Now in reality (and if you don’t need to be in a fully supported configuration) you just need a certificate that is issued back to a root certificate that you know everyone has. So assuming you might be federating with partners using OCS, OCS R2 or Lync Server 2010 we can assume their edge is running Windows 2003, Windows 2003 R2, Windows 2008 or Windows 2008 R2. So to narrow down your requirements you want a certificate that we know is installed by default on those platforms. In theory on Windows 2008 the root certificates are supposed to auto download on demand – however it seems OCS R2 doesn’t demand them, so they don’t get downloaded Sad smile. Ok… so this is now quite a short (and getting shorter) list. So if you encounter weirdness that you can federate with some partners but not others then chances are that their certificate is issued by a root cert not installed in your system.

So as a certificate buyer, you really should buy a cert from an officially approved vendor. That said, after a bad experience with federation using GoDaddy certs, in my lab, I use (in an unsupported manner – as I use a single CN and don’t list any SAN’s) a RapidSSL cert from ServerTastic for $13.00 per year for a single domain cert – conveniently its issued from a root cert by GeoTrust / Equifax, which is far more prevalent than GoDaddy. I have had no issues since using this cert.

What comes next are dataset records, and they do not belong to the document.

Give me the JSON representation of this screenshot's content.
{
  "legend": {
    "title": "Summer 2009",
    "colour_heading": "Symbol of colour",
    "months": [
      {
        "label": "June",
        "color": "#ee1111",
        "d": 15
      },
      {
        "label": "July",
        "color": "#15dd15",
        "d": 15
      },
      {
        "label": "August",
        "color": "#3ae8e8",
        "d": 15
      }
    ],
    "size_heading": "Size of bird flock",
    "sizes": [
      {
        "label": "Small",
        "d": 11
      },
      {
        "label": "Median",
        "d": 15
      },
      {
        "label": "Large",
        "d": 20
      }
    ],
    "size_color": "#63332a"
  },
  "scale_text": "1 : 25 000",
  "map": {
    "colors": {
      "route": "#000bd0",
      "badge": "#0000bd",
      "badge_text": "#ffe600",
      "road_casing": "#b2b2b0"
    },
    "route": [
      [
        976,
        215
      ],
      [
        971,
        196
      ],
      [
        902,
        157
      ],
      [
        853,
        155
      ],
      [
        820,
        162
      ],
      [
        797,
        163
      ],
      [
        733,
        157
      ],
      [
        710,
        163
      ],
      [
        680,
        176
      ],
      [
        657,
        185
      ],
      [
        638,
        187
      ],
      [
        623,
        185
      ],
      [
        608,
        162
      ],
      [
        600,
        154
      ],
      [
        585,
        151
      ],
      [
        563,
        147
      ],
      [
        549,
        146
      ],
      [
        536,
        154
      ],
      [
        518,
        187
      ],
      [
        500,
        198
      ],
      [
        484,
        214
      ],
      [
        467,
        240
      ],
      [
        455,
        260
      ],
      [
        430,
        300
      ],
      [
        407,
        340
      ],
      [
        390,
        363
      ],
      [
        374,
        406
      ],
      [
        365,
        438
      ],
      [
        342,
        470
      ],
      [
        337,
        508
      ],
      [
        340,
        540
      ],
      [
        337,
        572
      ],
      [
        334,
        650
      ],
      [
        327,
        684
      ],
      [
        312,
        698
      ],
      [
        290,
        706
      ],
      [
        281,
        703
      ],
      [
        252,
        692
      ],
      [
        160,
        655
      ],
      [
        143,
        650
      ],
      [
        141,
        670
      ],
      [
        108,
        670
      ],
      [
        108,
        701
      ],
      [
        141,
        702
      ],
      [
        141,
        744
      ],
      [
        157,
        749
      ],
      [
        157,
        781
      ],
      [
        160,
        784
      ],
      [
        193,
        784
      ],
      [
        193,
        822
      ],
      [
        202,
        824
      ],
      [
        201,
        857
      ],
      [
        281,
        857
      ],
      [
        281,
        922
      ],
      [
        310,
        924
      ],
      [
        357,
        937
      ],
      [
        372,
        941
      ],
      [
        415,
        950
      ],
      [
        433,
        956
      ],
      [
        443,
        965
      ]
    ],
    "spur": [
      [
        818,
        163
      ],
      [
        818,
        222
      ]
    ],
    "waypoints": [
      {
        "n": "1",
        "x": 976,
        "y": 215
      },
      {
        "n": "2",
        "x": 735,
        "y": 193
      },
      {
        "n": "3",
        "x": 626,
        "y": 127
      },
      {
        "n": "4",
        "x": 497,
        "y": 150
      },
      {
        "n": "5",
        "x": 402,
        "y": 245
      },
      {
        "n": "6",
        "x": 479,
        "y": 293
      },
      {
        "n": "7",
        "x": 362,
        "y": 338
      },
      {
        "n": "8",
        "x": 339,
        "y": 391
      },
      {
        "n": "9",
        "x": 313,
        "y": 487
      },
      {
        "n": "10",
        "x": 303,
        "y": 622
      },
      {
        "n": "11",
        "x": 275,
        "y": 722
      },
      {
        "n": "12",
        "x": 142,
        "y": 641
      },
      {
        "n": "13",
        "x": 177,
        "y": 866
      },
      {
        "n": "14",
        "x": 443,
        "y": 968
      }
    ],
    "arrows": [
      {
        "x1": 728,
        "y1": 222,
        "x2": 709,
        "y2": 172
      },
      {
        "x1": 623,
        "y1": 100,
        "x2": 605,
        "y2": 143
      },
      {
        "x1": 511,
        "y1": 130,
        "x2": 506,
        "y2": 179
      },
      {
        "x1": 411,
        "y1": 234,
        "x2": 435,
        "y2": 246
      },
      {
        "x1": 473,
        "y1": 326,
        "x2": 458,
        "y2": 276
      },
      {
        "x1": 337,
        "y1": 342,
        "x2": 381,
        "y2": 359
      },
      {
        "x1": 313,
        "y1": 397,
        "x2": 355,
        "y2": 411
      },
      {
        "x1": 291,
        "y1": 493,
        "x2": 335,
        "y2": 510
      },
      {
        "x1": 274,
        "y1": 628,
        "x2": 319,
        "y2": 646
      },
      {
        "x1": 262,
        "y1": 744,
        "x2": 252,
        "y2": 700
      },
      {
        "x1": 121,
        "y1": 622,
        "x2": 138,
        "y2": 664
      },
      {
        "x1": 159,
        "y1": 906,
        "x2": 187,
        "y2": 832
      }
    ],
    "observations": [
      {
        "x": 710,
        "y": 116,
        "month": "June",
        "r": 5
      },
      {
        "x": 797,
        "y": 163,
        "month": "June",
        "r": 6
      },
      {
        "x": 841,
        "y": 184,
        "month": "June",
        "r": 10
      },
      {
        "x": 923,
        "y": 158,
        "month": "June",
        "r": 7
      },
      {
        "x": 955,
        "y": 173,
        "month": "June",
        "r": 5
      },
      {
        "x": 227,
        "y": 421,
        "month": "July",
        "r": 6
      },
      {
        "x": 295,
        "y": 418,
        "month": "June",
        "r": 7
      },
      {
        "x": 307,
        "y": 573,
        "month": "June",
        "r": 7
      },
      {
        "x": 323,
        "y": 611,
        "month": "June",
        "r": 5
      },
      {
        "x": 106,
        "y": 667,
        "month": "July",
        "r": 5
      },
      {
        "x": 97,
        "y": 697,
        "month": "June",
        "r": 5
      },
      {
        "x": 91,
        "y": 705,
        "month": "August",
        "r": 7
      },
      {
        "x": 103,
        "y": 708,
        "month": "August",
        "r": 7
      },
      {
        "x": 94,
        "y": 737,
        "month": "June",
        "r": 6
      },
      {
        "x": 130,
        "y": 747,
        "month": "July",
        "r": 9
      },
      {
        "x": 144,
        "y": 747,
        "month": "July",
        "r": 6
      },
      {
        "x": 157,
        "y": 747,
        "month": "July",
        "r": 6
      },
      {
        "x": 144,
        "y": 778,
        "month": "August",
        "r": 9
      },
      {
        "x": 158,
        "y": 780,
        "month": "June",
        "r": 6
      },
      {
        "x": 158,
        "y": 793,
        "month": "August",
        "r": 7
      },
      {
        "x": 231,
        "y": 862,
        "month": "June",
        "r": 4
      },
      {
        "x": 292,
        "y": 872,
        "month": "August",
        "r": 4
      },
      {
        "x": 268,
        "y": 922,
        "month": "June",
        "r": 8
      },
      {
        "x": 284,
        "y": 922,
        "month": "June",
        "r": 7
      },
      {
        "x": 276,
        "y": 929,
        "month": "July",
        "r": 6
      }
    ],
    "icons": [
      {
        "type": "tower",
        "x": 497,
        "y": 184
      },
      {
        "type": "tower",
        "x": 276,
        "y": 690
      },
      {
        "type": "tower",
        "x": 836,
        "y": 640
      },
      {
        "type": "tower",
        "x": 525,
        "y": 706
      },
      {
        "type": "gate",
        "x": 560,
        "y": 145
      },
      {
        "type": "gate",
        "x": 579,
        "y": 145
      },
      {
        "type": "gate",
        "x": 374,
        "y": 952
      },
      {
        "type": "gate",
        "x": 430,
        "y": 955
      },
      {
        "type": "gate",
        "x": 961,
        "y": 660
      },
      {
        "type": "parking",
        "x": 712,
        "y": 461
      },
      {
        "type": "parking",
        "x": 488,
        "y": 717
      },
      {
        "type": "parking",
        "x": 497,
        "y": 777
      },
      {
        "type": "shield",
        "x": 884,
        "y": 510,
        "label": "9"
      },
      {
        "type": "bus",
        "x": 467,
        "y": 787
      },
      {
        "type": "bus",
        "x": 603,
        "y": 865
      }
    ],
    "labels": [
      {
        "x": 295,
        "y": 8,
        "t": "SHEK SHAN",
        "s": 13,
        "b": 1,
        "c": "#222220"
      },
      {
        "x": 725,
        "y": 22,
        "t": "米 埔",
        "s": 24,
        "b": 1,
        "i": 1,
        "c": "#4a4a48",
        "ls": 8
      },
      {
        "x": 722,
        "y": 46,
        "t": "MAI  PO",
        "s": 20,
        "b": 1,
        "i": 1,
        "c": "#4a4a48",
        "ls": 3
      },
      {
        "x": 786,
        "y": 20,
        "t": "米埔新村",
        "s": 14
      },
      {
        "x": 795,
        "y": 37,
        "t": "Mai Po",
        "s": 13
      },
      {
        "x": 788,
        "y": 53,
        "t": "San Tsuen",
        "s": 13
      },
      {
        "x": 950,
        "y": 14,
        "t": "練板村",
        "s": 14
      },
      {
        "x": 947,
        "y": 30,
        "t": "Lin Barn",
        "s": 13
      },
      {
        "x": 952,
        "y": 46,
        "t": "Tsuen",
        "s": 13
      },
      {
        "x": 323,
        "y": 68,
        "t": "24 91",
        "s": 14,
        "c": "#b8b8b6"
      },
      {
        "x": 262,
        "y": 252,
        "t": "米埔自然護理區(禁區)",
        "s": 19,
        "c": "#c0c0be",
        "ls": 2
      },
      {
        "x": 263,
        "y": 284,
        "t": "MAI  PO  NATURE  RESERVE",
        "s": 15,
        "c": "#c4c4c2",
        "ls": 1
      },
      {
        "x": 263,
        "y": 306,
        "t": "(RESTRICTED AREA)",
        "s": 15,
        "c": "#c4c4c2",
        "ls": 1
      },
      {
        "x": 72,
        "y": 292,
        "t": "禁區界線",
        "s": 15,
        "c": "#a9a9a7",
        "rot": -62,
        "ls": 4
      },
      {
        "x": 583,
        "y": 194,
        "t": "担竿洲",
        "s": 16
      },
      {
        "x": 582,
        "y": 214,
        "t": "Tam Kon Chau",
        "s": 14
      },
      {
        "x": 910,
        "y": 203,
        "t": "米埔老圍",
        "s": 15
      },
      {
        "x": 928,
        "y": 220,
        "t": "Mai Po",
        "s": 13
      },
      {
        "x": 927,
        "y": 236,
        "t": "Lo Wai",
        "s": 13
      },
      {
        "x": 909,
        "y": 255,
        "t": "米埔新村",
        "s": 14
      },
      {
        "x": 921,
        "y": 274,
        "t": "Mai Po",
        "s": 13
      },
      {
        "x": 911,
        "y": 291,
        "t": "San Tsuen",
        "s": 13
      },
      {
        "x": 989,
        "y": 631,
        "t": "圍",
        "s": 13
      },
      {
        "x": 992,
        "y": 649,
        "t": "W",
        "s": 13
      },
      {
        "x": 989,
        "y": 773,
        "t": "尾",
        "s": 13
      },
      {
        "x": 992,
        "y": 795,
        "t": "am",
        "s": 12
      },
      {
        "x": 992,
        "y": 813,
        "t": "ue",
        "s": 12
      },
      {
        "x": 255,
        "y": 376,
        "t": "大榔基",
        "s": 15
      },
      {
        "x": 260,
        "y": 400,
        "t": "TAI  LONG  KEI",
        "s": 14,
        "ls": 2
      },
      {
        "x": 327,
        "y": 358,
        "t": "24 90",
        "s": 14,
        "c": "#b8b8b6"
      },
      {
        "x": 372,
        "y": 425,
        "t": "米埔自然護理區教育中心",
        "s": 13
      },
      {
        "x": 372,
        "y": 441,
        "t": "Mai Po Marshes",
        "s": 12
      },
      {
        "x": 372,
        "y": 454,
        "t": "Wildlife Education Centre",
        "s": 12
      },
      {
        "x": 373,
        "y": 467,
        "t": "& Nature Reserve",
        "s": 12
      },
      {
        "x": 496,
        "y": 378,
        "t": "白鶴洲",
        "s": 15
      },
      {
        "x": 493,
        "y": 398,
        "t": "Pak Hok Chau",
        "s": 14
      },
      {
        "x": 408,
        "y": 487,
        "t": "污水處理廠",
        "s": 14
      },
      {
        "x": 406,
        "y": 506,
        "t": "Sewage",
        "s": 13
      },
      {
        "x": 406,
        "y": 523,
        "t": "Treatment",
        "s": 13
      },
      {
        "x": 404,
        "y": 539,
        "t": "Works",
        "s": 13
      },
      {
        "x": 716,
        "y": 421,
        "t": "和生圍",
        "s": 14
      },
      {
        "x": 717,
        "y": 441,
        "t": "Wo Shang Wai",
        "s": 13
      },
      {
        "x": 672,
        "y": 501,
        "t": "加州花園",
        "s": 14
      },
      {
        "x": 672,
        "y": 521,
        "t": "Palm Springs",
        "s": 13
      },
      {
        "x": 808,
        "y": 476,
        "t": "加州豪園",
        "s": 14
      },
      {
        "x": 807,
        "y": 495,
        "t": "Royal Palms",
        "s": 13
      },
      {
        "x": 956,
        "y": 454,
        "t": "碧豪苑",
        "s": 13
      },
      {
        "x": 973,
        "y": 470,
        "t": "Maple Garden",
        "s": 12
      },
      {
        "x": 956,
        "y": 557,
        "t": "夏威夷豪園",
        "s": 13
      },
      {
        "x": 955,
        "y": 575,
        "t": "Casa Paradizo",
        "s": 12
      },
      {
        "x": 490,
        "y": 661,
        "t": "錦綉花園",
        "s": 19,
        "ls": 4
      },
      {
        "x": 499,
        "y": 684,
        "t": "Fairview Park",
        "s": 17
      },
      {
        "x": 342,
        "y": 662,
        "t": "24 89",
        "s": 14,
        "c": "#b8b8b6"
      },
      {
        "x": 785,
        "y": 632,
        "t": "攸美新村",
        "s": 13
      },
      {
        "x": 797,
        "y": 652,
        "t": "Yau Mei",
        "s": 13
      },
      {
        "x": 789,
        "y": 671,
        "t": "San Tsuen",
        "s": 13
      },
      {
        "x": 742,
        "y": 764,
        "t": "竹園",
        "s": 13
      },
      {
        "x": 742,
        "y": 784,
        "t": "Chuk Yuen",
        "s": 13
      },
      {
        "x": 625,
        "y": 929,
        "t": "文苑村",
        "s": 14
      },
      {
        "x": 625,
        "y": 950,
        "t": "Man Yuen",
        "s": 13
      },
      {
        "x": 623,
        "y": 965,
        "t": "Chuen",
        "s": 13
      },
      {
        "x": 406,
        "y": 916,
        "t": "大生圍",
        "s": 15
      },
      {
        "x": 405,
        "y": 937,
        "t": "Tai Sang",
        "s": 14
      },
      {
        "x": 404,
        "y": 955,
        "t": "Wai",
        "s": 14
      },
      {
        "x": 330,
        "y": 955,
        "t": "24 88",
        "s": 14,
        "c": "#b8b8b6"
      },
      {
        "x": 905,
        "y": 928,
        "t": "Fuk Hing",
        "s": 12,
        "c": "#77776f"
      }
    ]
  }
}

As a federating partner, if you want to expand your scope to ‘cheap’ federation partners, try installing the latest root certificate package hereafter reading the warnings here .

Friday, November 26, 2010

Lync (and OCS) presence–the hard way!

So assuming that the easy way ( - the easy way is to use UCMA 3.0, see the ‘Microsoft UCMA 3.0\SDK\Core\Sample Applications\QuickStarts\PublishPresence’ sample in the SDK) is not for you for some reason – such as your implementing your own application using a 3rd party SIP stack on a non-windows platform and you don’t want to build a simple web service that does the heavy lifting for you on a windows box..
To get started you should read the dry but informative protocol spec, [MS-PRES]. And you should also review presence basics (that article is OCS, so doesn’t include the new Lync bits like location and pictures, but it’s a good overview). You will also find the Enhanced Presence Schema download handy – this consists of all the schema mentioned in the protocol specs so you can use a tool to create strongly typed objects in your language of choice as well as a help file (for windows) which is a little more digestible than [MS-PRES].